There are plenty of foods that people should be avoiding if they want to avoid tooth damage and keep their teeth in good shape longer; here are a few:
Apples: Already struggling with weak teeth? Skip crunchy fruits and veggies, which can further crack or damage fragile teeth. Apples and carrots are actually two of the biggest culprits of cracked teeth. But don’t skip these healthy treats altogether: cut them into bite-size pieces before you enjoy them.
Hard candy: Sucking candies exposes your mouth to harsh sugars for longer periods of time, and chewing on them can break or crack teeth, fillings, and sealants.
Pasta sauce: Tooth enamel is particularly vulnerable to dark colors, including red pasta sauce — porous enamel can easily absorb this coloring, leading to unsightly stains. Plus, the acidity from tomatoes makes teeth temporarily more porous. But instead of staying off the sauce, solve the problem by swishing with plenty of water while you’re enjoying an Italian repast.
Bottled water: Convinced bottled water is better than tap? Not where your teeth are concerned. The problem is during the purification process, water become more acidic. Acid and teeth equals cavities.
Breath mints: Sucking on breath mints all day is like soaking your teeth in sugar. Go sugar-free, and opt for mints sweetened with xylitol, which appears to combat bacteria associated with tooth decay.
Chewy candies: Sticky candies get stuck between braces and teeth, allowing plaque to build up. Plus, a chewy candy in the wrong place at the wrong time can easily take a tooth out. But here’s the good news: If you need a sugar hit, dark chocolate is soft on teeth and may combat plaque.
Potato chips: The texture of potato chips, crunchy at first, then gummy post-chewing, means they tend to linger in your mouth longer.

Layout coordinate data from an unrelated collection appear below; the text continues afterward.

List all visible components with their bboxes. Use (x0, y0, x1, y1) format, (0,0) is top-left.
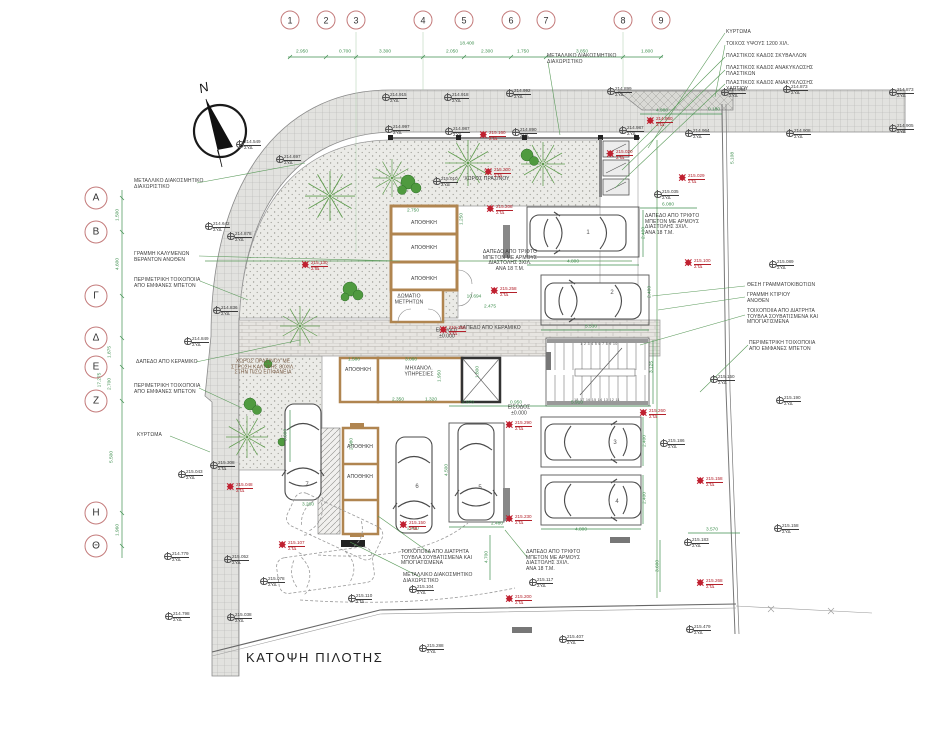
callout-label: ΚΥΡΤΩΜΑ (726, 30, 751, 36)
survey-level-icon (654, 191, 662, 199)
room-label: ΑΠΟΘΗΚΗ (345, 368, 371, 374)
elevation-marker: 215.052ΣΥΔ (232, 555, 249, 566)
callout-label: ΠΛΑΣΤΙΚΟΣ ΚΑΔΟΣ ΑΝΑΚΥΚΛΩΣΗΣ ΠΛΑΣΤΙΚΩΝ (726, 66, 813, 77)
elevation-marker: 214.849ΣΥΔ (192, 337, 209, 348)
survey-level-icon (721, 89, 729, 97)
elevation-marker: 215.200ΣΤΔ (515, 595, 532, 606)
dimension-label: 2.350 (392, 398, 404, 403)
grid-bubble-Α: Α (85, 187, 108, 210)
elevation-marker: 215.020ΣΤΔ (616, 150, 633, 161)
elevation-marker: 215.010ΣΥΔ (441, 177, 458, 188)
parking-space-number: 2 (610, 290, 613, 296)
survey-level-icon (506, 90, 514, 98)
callout-label: ΓΡΑΜΜΗ ΚΤΙΡΙΟΥ ΑΝΩΘΕΝ (747, 293, 790, 304)
survey-level-icon (559, 636, 567, 644)
proposed-level-icon (679, 174, 685, 180)
elevation-marker: 215.183ΣΥΔ (692, 538, 709, 549)
grid-bubble-5: 5 (455, 11, 474, 30)
elevation-marker: 214.987ΣΥΔ (453, 127, 470, 138)
room-label: ΑΠΟΘΗΚΗ (411, 277, 437, 283)
survey-level-icon (224, 556, 232, 564)
proposed-level-icon (697, 579, 703, 585)
elevation-marker: 214.899ΣΥΔ (615, 87, 632, 98)
elevation-marker: 214.905ΣΥΔ (897, 124, 914, 135)
survey-level-icon (184, 338, 192, 346)
room-label: ΧΩΡΟΣ ΠΡΑΣΙΝΟΥ ΜΕ ΣΤΡΩΣΗ ΚΑΛΥΨΗΣ 80ΧΙΛ. … (231, 360, 295, 377)
survey-level-icon (178, 471, 186, 479)
dimension-label: 4.700 (485, 551, 490, 563)
callout-label: ΤΟΙΧΟΠΟΙΙΑ ΑΠΟ ΔΙΑΤΡΗΤΑ ΤΟΥΒΛΑ ΣΟΥΒΑΤΙΣΜ… (747, 309, 818, 326)
elevation-marker: 215.200ΣΤΔ (494, 168, 511, 179)
grid-dimension: 1.500 (116, 209, 121, 221)
dimension-label: 2.480 (491, 522, 503, 527)
dimension-label: 2.750 (407, 209, 419, 214)
dimension-label: 1.950 (438, 370, 443, 382)
proposed-level-icon (485, 168, 491, 174)
grid-bubble-Γ: Γ (85, 285, 108, 308)
survey-level-icon (529, 579, 537, 587)
survey-level-icon (227, 233, 235, 241)
elevation-marker: 214.980ΣΤΔ (656, 117, 673, 128)
elevation-marker: 215.078ΣΥΔ (268, 577, 285, 588)
callout-label: ΔΑΠΕΔΟ ΑΠΟ ΤΡΙΦΤΟ ΜΠΕΤΟΝ ΜΕ ΑΡΜΟΥΣ ΔΙΑΣΤ… (645, 214, 699, 236)
survey-level-icon (276, 156, 284, 164)
proposed-level-icon (302, 261, 308, 267)
room-label: ΑΠΟΘΗΚΗ (411, 246, 437, 252)
grid-dimension: 1.875 (108, 346, 113, 358)
survey-level-icon (889, 125, 897, 133)
elevation-marker: 214.987ΣΥΔ (627, 126, 644, 137)
dimension-label: 2.400 (643, 435, 648, 447)
grid-bubble-4: 4 (414, 11, 433, 30)
survey-level-icon (227, 614, 235, 622)
elevation-marker: 215.190ΣΥΔ (784, 396, 801, 407)
callout-label: ΚΥΡΤΩΜΑ (137, 433, 162, 439)
proposed-level-icon (607, 150, 613, 156)
dimension-label: 0.180 (708, 108, 720, 113)
dimension-label: 6.080 (662, 203, 674, 208)
callout-label: ΠΛΑΣΤΙΚΟΣ ΚΑΔΟΣ ΣΚΥΒΑΛΛΩΝ (726, 54, 807, 60)
proposed-level-icon (480, 131, 486, 137)
survey-level-icon (236, 141, 244, 149)
grid-dimension: 5.500 (110, 451, 115, 463)
callout-label: ΓΡΑΜΜΗ ΚΑΛΥΜΕΝΩΝ ΒΕΡΑΝΤΩΝ ΑΝΩΘΕΝ (134, 252, 189, 263)
survey-level-icon (889, 89, 897, 97)
dimension-label: 3.060 (405, 358, 417, 363)
dimension-label: 4.800 (575, 528, 587, 533)
dimension-label: 5.108 (731, 152, 736, 164)
proposed-level-icon (697, 477, 703, 483)
elevation-marker: 214.890ΣΥΔ (520, 128, 537, 139)
room-label: ΔΩΜΑΤΙΟ ΜΕΤΡΗΤΩΝ (395, 294, 424, 305)
dimension-label: 1.320 (425, 398, 437, 403)
survey-level-icon (165, 613, 173, 621)
elevation-marker: 215.038ΣΥΔ (235, 613, 252, 624)
grid-dimension: 3.300 (379, 50, 391, 55)
survey-level-icon (774, 525, 782, 533)
elevation-marker: 214.549ΣΥΔ (244, 140, 261, 151)
survey-level-icon (786, 130, 794, 138)
grid-dimension: 2.050 (446, 50, 458, 55)
elevation-marker: 215.104ΣΥΔ (417, 585, 434, 596)
dimension-label: 5.530 (585, 325, 597, 330)
dimension-label: 3.125 (650, 361, 655, 373)
callout-label: ΤΟΙΧΟΣ ΥΨΟΥΣ 1200 ΧΙΛ. (726, 42, 789, 48)
elevation-marker: 215.258ΣΤΔ (500, 287, 517, 298)
dimension-label: 1.580 (348, 358, 360, 363)
elevation-marker: 215.186ΣΥΔ (668, 439, 685, 450)
elevation-marker: 215.107ΣΤΔ (288, 541, 305, 552)
grid-bubble-9: 9 (652, 11, 671, 30)
survey-level-icon (783, 86, 791, 94)
survey-level-icon (444, 94, 452, 102)
room-label: ΔΑΠΕΔΟ ΑΠΟ ΚΕΡΑΜΙΚΟ (459, 326, 521, 332)
survey-level-icon (348, 595, 356, 603)
survey-level-icon (686, 626, 694, 634)
room-label: ΜΗΧΑΝΟΛ. ΥΠΗΡΕΣΙΕΣ (404, 366, 433, 377)
elevation-marker: 215.250ΣΤΔ (449, 326, 466, 337)
elevation-marker: 215.268ΣΤΔ (706, 579, 723, 590)
grid-bubble-8: 8 (614, 11, 633, 30)
grid-bubble-7: 7 (537, 11, 556, 30)
callout-label: ΜΕΤΑΛΛΙΚΟ ΔΙΑΚΟΣΜΗΤΙΚΟ ΔΙΑΧΩΡΙΣΤΙΚΟ (134, 179, 204, 190)
grid-dimension: 2.700 (108, 378, 113, 390)
parking-space-number: 6 (415, 484, 418, 490)
elevation-marker: 215.043ΣΥΔ (186, 470, 203, 481)
elevation-marker: 214.915ΣΥΔ (390, 93, 407, 104)
grid-dimension: 4.600 (116, 258, 121, 270)
grid-bubble-Β: Β (85, 221, 108, 244)
survey-level-icon (433, 178, 441, 186)
survey-level-icon (685, 130, 693, 138)
site-plan-canvas: ΚΑΤΟΨΗ ΠΙΛΟΤΗΣ N 123456789ΑΒΓΔΕΖΗΘ2.9500… (0, 0, 946, 733)
survey-level-icon (660, 440, 668, 448)
dimension-label: 4.980 (656, 109, 668, 114)
dimension-label: 4.800 (567, 260, 579, 265)
elevation-marker: 214.908ΣΥΔ (794, 129, 811, 140)
elevation-marker: 215.048ΣΤΔ (236, 483, 253, 494)
stair-tread-numbers: 18 17 16 15 14 13 12 11 (574, 398, 620, 402)
proposed-level-icon (506, 595, 512, 601)
grid-bubble-Θ: Θ (85, 535, 108, 558)
survey-level-icon (164, 553, 172, 561)
elevation-marker: 214.873ΣΥΔ (897, 88, 914, 99)
elevation-marker: 215.479ΣΥΔ (694, 625, 711, 636)
elevation-marker: 214.983ΣΥΔ (729, 88, 746, 99)
elevation-marker: 214.997ΣΥΔ (393, 125, 410, 136)
parking-space-number: 7 (305, 482, 308, 488)
dimension-label: 0.950 (510, 401, 522, 406)
grid-dimension: 1.800 (641, 50, 653, 55)
callout-label: ΠΕΡΙΜΕΤΡΙΚΗ ΤΟΙΧΟΠΟΙΙΑ ΑΠΟ ΕΜΦΑΝΕΣ ΜΠΕΤΟ… (749, 341, 815, 352)
grid-dimension: 2.950 (296, 50, 308, 55)
north-label: N (197, 79, 211, 96)
elevation-marker: 215.308ΣΤΔ (218, 461, 235, 472)
elevation-marker: 215.288ΣΥΔ (427, 644, 444, 655)
room-label: ΕΙΣΟΔΟΣ ±0.000 (508, 405, 531, 416)
room-label: ΔΑΠΕΔΟ ΑΠΟ ΤΡΙΦΤΟ ΜΠΕΤΟΝ ΜΕ ΑΡΜΟΥΣ ΔΙΑΣΤ… (483, 250, 537, 272)
elevation-marker: 215.100ΣΤΔ (694, 259, 711, 270)
proposed-level-icon (440, 326, 446, 332)
dimension-label: 2.400 (648, 286, 653, 298)
proposed-level-icon (640, 409, 646, 415)
elevation-marker: 214.836ΣΥΔ (221, 306, 238, 317)
proposed-level-icon (506, 421, 512, 427)
proposed-level-icon (400, 521, 406, 527)
grid-bubble-Η: Η (85, 502, 108, 525)
dimension-label: 3.570 (706, 528, 718, 533)
survey-level-icon (382, 94, 390, 102)
survey-level-icon (213, 307, 221, 315)
elevation-marker: 215.150ΣΤΔ (409, 521, 426, 532)
proposed-level-icon (279, 541, 285, 547)
elevation-marker: 214.697ΣΥΔ (284, 155, 301, 166)
dimension-label: 3.280 (302, 503, 314, 508)
elevation-marker: 214.878ΣΥΔ (235, 232, 252, 243)
dimension-label: 2.475 (484, 305, 496, 310)
elevation-marker: 215.160ΣΤΔ (489, 131, 506, 142)
callout-label: ΜΕΤΑΛΛΙΚΟ ΔΙΑΚΟΣΜΗΤΙΚΟ ΔΙΑΧΩΡΙΣΤΙΚΟ (547, 54, 617, 65)
callout-label: ΔΑΠΕΔΟ ΑΠΟ ΚΕΡΑΜΙΚΟ (136, 360, 198, 366)
dimension-label: 2.080 (350, 438, 355, 450)
grid-bubble-Ε: Ε (85, 356, 108, 379)
elevation-marker: 215.130ΣΤΔ (311, 261, 328, 272)
room-label: ΑΠΟΘΗΚΗ (411, 221, 437, 227)
elevation-marker: 214.798ΣΥΔ (173, 612, 190, 623)
callout-label: ΔΑΠΕΔΟ ΑΠΟ ΤΡΙΦΤΟ ΜΠΕΤΟΝ ΜΕ ΑΡΜΟΥΣ ΔΙΑΣΤ… (526, 550, 580, 572)
callout-label: ΜΕΤΑΛΛΙΚΟ ΔΙΑΚΟΣΜΗΤΙΚΟ ΔΙΑΧΩΡΙΣΤΙΚΟ (403, 573, 473, 584)
callout-label: ΤΟΙΧΟΠΟΙΙΑ ΑΠΟ ΔΙΑΤΡΗΤΑ ΤΟΥΒΛΑ ΣΟΥΒΑΤΙΣΜ… (401, 550, 472, 567)
grid-bubble-Δ: Δ (85, 327, 108, 350)
grid-dimension: 1.960 (116, 524, 121, 536)
grid-dimension: 0.700 (339, 50, 351, 55)
parking-space-number: 4 (615, 499, 618, 505)
grid-bubble-Ζ: Ζ (85, 390, 108, 413)
parking-space-number: 3 (613, 440, 616, 446)
grid-bubble-3: 3 (347, 11, 366, 30)
proposed-level-icon (506, 515, 512, 521)
elevation-marker: 215.230ΣΤΔ (515, 515, 532, 526)
survey-level-icon (607, 88, 615, 96)
elevation-marker: 214.873ΣΥΔ (791, 85, 808, 96)
parking-space-number: 5 (478, 485, 481, 491)
elevation-marker: 214.918ΣΥΔ (452, 93, 469, 104)
survey-level-icon (684, 539, 692, 547)
elevation-marker: 215.110ΣΤΔ (356, 594, 372, 605)
proposed-level-icon (685, 259, 691, 265)
grid-dimension: 2.300 (481, 50, 493, 55)
room-label: ΑΠΟΘΗΚΗ (347, 475, 373, 481)
proposed-level-icon (491, 287, 497, 293)
callout-label: ΘΕΣΗ ΓΡΑΜΜΑΤΟΚΙΒΩΤΙΩΝ (747, 283, 815, 289)
survey-level-icon (385, 126, 393, 134)
survey-level-icon (210, 462, 218, 470)
drawing-title: ΚΑΤΟΨΗ ΠΙΛΟΤΗΣ (246, 650, 383, 665)
elevation-marker: 215.260ΣΤΔ (649, 409, 666, 420)
grid-total-dimension: 18.400 (460, 42, 475, 47)
survey-level-icon (710, 376, 718, 384)
dimension-label: 1.800 (476, 366, 481, 378)
elevation-marker: 214.779ΣΥΔ (172, 552, 189, 563)
proposed-level-icon (227, 483, 233, 489)
dimension-label: 10.694 (467, 295, 482, 300)
survey-level-icon (619, 127, 627, 135)
survey-level-icon (445, 128, 453, 136)
elevation-marker: 215.150ΣΥΔ (718, 375, 735, 386)
elevation-marker: 214.992ΣΥΔ (514, 89, 531, 100)
dimension-label: 4.500 (445, 464, 450, 476)
survey-level-icon (260, 578, 268, 586)
grid-bubble-2: 2 (317, 11, 336, 30)
survey-level-icon (776, 397, 784, 405)
callout-label: ΠΕΡΙΜΕΤΡΙΚΗ ΤΟΙΧΟΠΟΙΙΑ ΑΠΟ ΕΜΦΑΝΕΣ ΜΠΕΤΟ… (134, 278, 200, 289)
dimension-label: 2.400 (642, 227, 647, 239)
survey-level-icon (419, 645, 427, 653)
elevation-marker: 215.290ΣΤΔ (515, 421, 532, 432)
survey-level-icon (409, 586, 417, 594)
elevation-marker: 215.158ΣΤΔ (706, 477, 723, 488)
proposed-level-icon (647, 117, 653, 123)
proposed-level-icon (487, 205, 493, 211)
grid-bubble-6: 6 (502, 11, 521, 30)
dimension-label: 3.600 (656, 560, 661, 572)
callout-label: ΠΕΡΙΜΕΤΡΙΚΗ ΤΟΙΧΟΠΟΙΙΑ ΑΠΟ ΕΜΦΑΝΕΣ ΜΠΕΤΟ… (134, 384, 200, 395)
elevation-marker: 215.117ΣΥΔ (537, 578, 553, 589)
survey-level-icon (205, 223, 213, 231)
dimension-label: 2.400 (643, 492, 648, 504)
survey-level-icon (769, 261, 777, 269)
elevation-marker: 215.407ΣΥΔ (567, 635, 584, 646)
elevation-marker: 215.158ΣΥΔ (782, 524, 799, 535)
elevation-marker: 214.642ΣΥΔ (213, 222, 230, 233)
elevation-marker: 214.964ΣΥΔ (693, 129, 710, 140)
annotation-overlay: ΚΑΤΟΨΗ ΠΙΛΟΤΗΣ N 123456789ΑΒΓΔΕΖΗΘ2.9500… (0, 0, 946, 733)
elevation-marker: 215.035ΣΥΔ (662, 190, 679, 201)
grid-total-dimension: 17.275 (98, 373, 103, 388)
grid-bubble-1: 1 (281, 11, 300, 30)
dimension-label: 1.250 (460, 213, 465, 225)
dimension-label: 3.600 (284, 429, 289, 441)
survey-level-icon (512, 129, 520, 137)
elevation-marker: 215.208ΣΤΔ (496, 205, 513, 216)
dimension-label: 2.970 (462, 401, 474, 406)
elevation-marker: 215.029ΣΤΔ (688, 174, 705, 185)
parking-space-number: 1 (586, 230, 589, 236)
stair-tread-numbers: 1 2 3 4 5 6 7 8 9 10 (580, 342, 617, 346)
elevation-marker: 215.089ΣΥΔ (777, 260, 794, 271)
grid-dimension: 1.750 (517, 50, 529, 55)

When chip particles get stuck between teeth, acid-producing bacteria indulge in a snacking attack that ups your risk of tooth decay.
Popcorn: Much like potato chips, popcorn can wedge between teeth and foster bacterial growth. Un-popped kernels are even worse. When it gets to the bottom of the bag, people don’t realize that biting on kernels can break your teeth.
White bread: The simple sugars in white bread quickly dissolve inside the mouth, causing a surge of acid that can erode tooth enamel. Plus, white bread takes on a gummy consistency when chewed, meaning small particles can get trapped between teeth.